E poi, ancora, Anna e Claudia, 67 e 47 anni, rispettivamente di Monza e Milano: la prima, pensionata, guarita dal Covid lo scorso maggio, ha diligentemente fatto la prima dose ma ha deciso di sottoporsi all'esame degli anticorpi prima del richiamo e di non procedere se ritiene di averne abbastanza, per paura degli effetti collaterali; la seconda, insicura già prima, lo è ancor di più oggi «perché ogni giorno ne dicono una diversa e francamente non mi fido a farmi inoculare un vaccino di cui si sa poco, a fronte di un'utilità incerta... conosco tanta gente che per tre giorni dopo l'iniezione è stata malissimo.

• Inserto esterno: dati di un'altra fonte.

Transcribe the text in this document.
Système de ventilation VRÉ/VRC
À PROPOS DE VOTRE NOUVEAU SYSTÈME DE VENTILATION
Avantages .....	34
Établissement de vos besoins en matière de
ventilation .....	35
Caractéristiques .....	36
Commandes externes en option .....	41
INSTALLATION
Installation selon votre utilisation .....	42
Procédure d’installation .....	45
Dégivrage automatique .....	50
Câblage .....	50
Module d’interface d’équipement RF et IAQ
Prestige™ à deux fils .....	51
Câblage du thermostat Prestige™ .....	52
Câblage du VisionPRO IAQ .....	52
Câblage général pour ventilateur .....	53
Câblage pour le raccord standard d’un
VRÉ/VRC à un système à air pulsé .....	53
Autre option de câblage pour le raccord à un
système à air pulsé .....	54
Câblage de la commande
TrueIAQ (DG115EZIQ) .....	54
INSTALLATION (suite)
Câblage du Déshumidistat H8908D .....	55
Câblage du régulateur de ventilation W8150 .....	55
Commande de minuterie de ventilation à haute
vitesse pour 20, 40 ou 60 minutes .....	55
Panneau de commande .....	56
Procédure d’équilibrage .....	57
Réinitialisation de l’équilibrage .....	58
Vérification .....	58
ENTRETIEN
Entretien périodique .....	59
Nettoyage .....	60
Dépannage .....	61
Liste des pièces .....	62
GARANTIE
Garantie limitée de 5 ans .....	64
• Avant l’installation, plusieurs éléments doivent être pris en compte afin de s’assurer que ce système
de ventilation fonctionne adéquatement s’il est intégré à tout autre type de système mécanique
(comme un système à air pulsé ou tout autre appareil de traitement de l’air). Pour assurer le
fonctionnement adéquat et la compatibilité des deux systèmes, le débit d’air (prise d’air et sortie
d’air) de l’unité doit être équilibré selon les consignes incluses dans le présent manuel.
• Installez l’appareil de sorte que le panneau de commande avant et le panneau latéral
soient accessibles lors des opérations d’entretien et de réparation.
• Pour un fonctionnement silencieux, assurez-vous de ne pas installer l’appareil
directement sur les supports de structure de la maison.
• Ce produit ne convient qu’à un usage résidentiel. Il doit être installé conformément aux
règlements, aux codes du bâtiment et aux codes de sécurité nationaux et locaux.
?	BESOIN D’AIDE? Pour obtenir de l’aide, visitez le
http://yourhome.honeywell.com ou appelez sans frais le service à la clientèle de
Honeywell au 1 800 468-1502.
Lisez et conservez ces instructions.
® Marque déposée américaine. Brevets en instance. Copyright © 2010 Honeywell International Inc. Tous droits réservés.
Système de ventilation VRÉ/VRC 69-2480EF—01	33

Al momento non mi prenoto, poi vedrò».
Peccato che nel «poi vedrò» si nascondano rischi non da poco, non solo di contrarre la malattia (l'età media dei ricoverati scende man mano che i più anziani vengono protetti) ma anche di «sabotare» il raggiungimento dell'immunità di comunità, che ci permetterebbe di affrontare l'autunno senza un ennesimo lockdown.
Infine c'è un effetto collaterale sociale, per così dire, della non-vaccinazione: i 44 milioni (a oggi) di italiani che hanno fatto almeno una dose iniziano a prendere le distanze da coloro che «preferirei di no». A colpevolizzarli. A escluderli. Nella retorica della pandemia vista come una guerra, chi sfugge al vaccino è come il disertore che lascia gli altri a combattere da soli; e torna a emergenza conclusa senza nemmeno essersi accollato il rischio - sia pure minimo - del vaccino.

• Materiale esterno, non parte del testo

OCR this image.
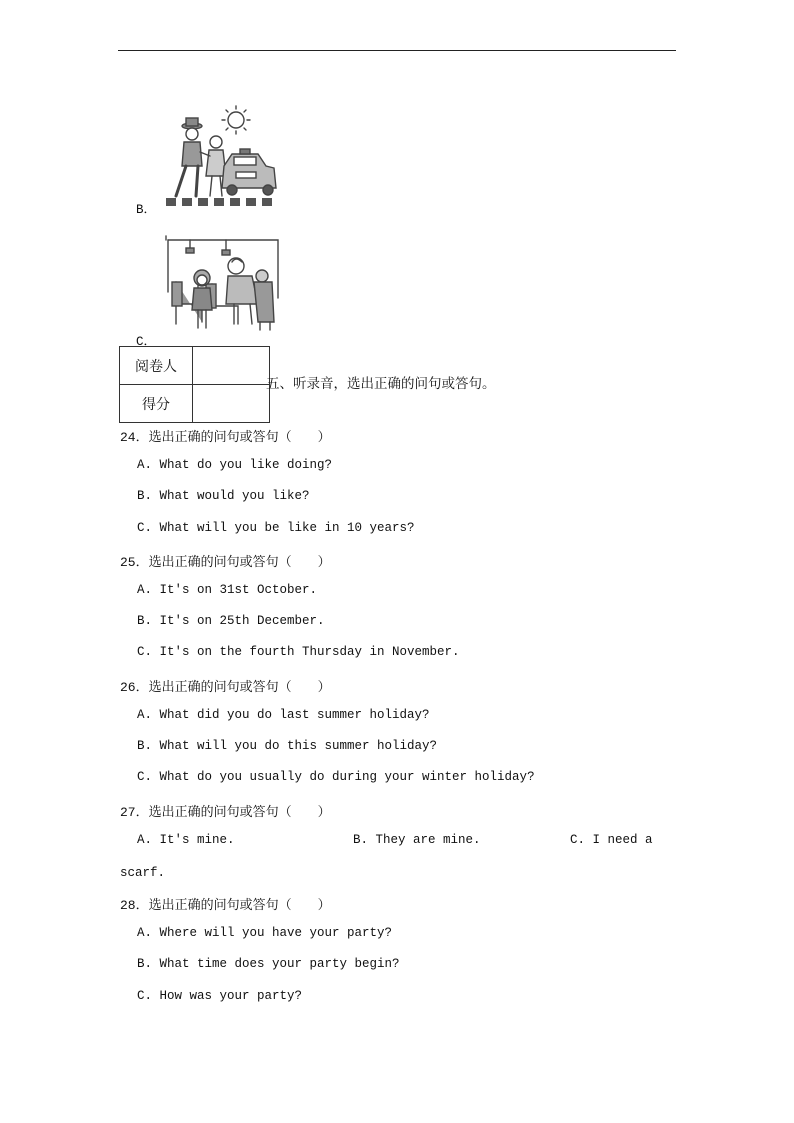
B．
C．
阅卷人	
得分	
五、听录音，选出正确的问句或答句。
24．选出正确的问句或答句（　　）
A. What do you like doing?
B. What would you like?
C. What will you be like in 10 years?
25．选出正确的问句或答句（　　）
A. It's on 31st October.
B. It's on 25th December.
C. It's on the fourth Thursday in November.
26．选出正确的问句或答句（　　）
A. What did you do last summer holiday?
B. What will you do this summer holiday?
C. What do you usually do during your winter holiday?
27．选出正确的问句或答句（　　）
A. It's mine.	B. They are mine.	C. I need a
scarf.
28．选出正确的问句或答句（　　）
A. Where will you have your party?
B. What time does your party begin?
C. How was your party?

«È esattamente così» spiega Federico Neresini, ordinario di Sociologia all'Università di Padova. «Abbiamo affrontato la pandemia adottando le similitudini della battaglia: gli eroi, il nemico, i morti sul campo. L'immagine del disertore si iscrive perfettamente in questo scenario: del resto la metafora della guerra, in medicina, è un classico. Implica la creazione di fronti opposti, i sì-vax e i no-vax: si romperanno amicizie, si spaccheranno i nuclei familiari allargati e ci sarà chi non vorrà più frequentare vecchi amici che hanno deciso di non combattere "dalla parte dei buoni". Tutto questo è molto umano, e anche molto interessante dal punto di vista sociologico».

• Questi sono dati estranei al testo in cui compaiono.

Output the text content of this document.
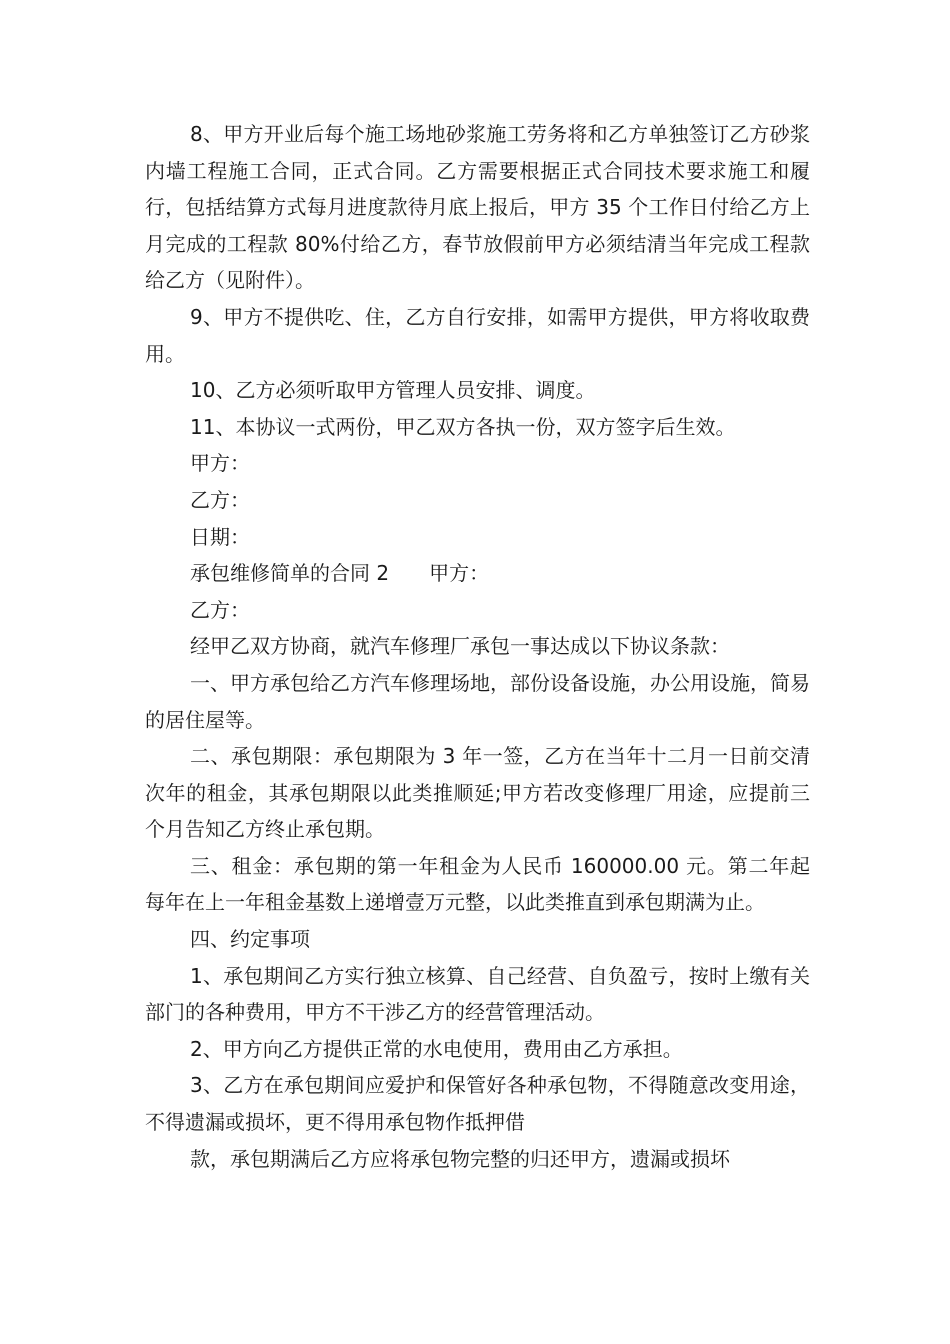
8、甲方开业后每个施工场地砂浆施工劳务将和乙方单独签订乙方砂浆内墙工程施工合同，正式合同。乙方需要根据正式合同技术要求施工和履行，包括结算方式每月进度款待月底上报后，甲方 35 个工作日付给乙方上月完成的工程款 80%付给乙方，春节放假前甲方必须结清当年完成工程款给乙方（见附件）。

9、甲方不提供吃、住，乙方自行安排，如需甲方提供，甲方将收取费用。

10、乙方必须听取甲方管理人员安排、调度。

11、本协议一式两份，甲乙双方各执一份，双方签字后生效。

甲方：

乙方：

日期：

承包维修简单的合同 2 甲方：

乙方：

经甲乙双方协商，就汽车修理厂承包一事达成以下协议条款：

一、甲方承包给乙方汽车修理场地，部份设备设施，办公用设施，简易的居住屋等。

二、承包期限：承包期限为 3 年一签，乙方在当年十二月一日前交清次年的租金，其承包期限以此类推顺延;甲方若改变修理厂用途，应提前三个月告知乙方终止承包期。

三、租金：承包期的第一年租金为人民币 160000.00 元。第二年起每年在上一年租金基数上递增壹万元整，以此类推直到承包期满为止。

四、约定事项

1、承包期间乙方实行独立核算、自己经营、自负盈亏，按时上缴有关部门的各种费用，甲方不干涉乙方的经营管理活动。

2、甲方向乙方提供正常的水电使用，费用由乙方承担。

3、乙方在承包期间应爱护和保管好各种承包物，不得随意改变用途，不得遗漏或损坏，更不得用承包物作抵押借

款，承包期满后乙方应将承包物完整的归还甲方，遗漏或损坏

Ma non c'è proprio nulla che si possa fare per indurre a vaccinarsi chi ondeggia tra timori e fiducia? E soprattutto, chi infrange il patto sociale con un'idea di salute fortemente individualista? Se esiste un metodo, non è di certo l'aggressività: «Chi ha una posizione contraria al vaccino oggi si sente stigmatizzato, e questo porta ad assumere posizioni estreme» afferma Barbara Morsello, dottore di ricerca nella stessa facoltà di Neresini. «Lo stigma spinge le persone fuori dalle proprie cerchie amicali e parentali, spingendole a ricostruire un senso di comunità con gruppi di "simili". Spinge alla radicalizzazione, la stessa dinamica - consentitemi l'esempio - di rinforzo negativo che porta al terrorismo. Chi si sente marginalizzato non la cede: l'unica strada è il dialogo».
In caso la pandemia non ci avesse ancora portato ai livelli estremi di sopportazione, tocca uno sforzo in più: invitare a cena la zia indecisa, l'amico no-vax o il cugino complottista, e sentire le loro ragioni. Convicerli se si riesce. In caso contrario, rispettarne le scelte, o rinunciare a frequentarli fino a tempi migliori.